I looked at them around the pillar and snorted to myself. They could talk all they wanted. I was surprised at how little I cared. It was like they were talking about someone else that I knew was me. I took another drag on my cigarette and listened as they continued to nit pick at my clothes, how were those of an old spinster, or my oppressive nature. I chuckled at the irony of the situation, thinking that even my mother must be having a hard time if her spells ended with me overhearing how unattractive and what a pain I was. For some odd reason it just struck me as funny, my talented mother only failed miserably when it came to her daughter. What a cruel ironic fate and how much fun it was going to be to tease my mother about this. I finished my cigarette smiling. I turned to get a better look at the two that were talking about me before I went back to the table to collect my things and leave. A man was sitting alone a seat away from them he saw me looking and looked from them back to me. He'd obviously realized what was going on. My smile widened just a little, a joke is always better when it is shared. It must have been the alcohol but I uncharacteristically winked and held my finger to my lips signaling that he shouldn't say anything (really the next morning remembering that I realized that instead of looking mysterious and cool I probably looked like an idiot that was drunk and who was trying to to look stupid for being talked badly about) but I collected my things at left with a smile.

The next morning was a Saturday and I woke up late. On my bed stand was a glace of hangover remover (Ha to my colleges! Nothing they would be drinking today would take away their headaches like this) but my mother had also left something to take away my heart ache.

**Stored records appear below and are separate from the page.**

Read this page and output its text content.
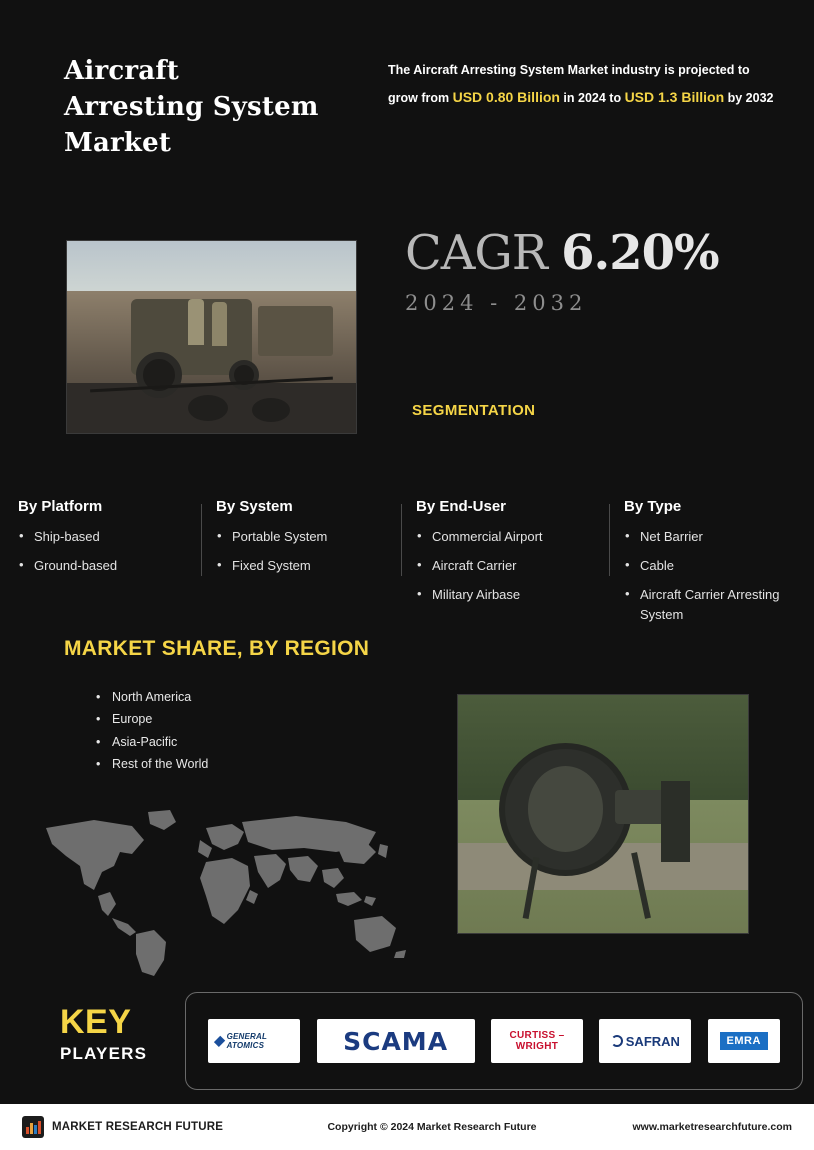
Aircraft
Arresting System
Market
The Aircraft Arresting System Market industry is projected to grow from USD 0.80 Billion in 2024 to USD 1.3 Billion by 2032
CAGR 6.20%
2024 - 2032
SEGMENTATION
By Platform
• Ship-based
• Ground-based
By System
• Portable System
• Fixed System
By End-User
• Commercial Airport
• Aircraft Carrier
• Military Airbase
By Type
• Net Barrier
• Cable
• Aircraft Carrier Arresting System
MARKET SHARE, BY REGION
• North America
• Europe
• Asia-Pacific
• Rest of the World
KEY
PLAYERS
GENERAL ATOMICS	SCAMA	CURTISS –
WRIGHT	SAFRAN	EMRA
MARKET RESEARCH FUTURE	Copyright © 2024 Market Research Future	www.marketresearchfuture.com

It was a thin hand made book. I opened it. On the first page was scrawled in my mothers handwriting was "Why You Should Never Cheat on a Witch." A folded piece of paper fell out when I opened it to this. It was a card from my mother.

"Medea, my dear daughter. I love you. When your father left I wrote this book. You're a witch. Live like one." It was such a small book. I examined it more closely. The paper was obviously a cruder grade, ruff and thick. It looked hand bound and the cover hand made, maples leaves covering it. It was pretty I realized as I opened it.

"Well, it explains my mothers specialty and obsessions with curses and hexes." I murmured as I began reading.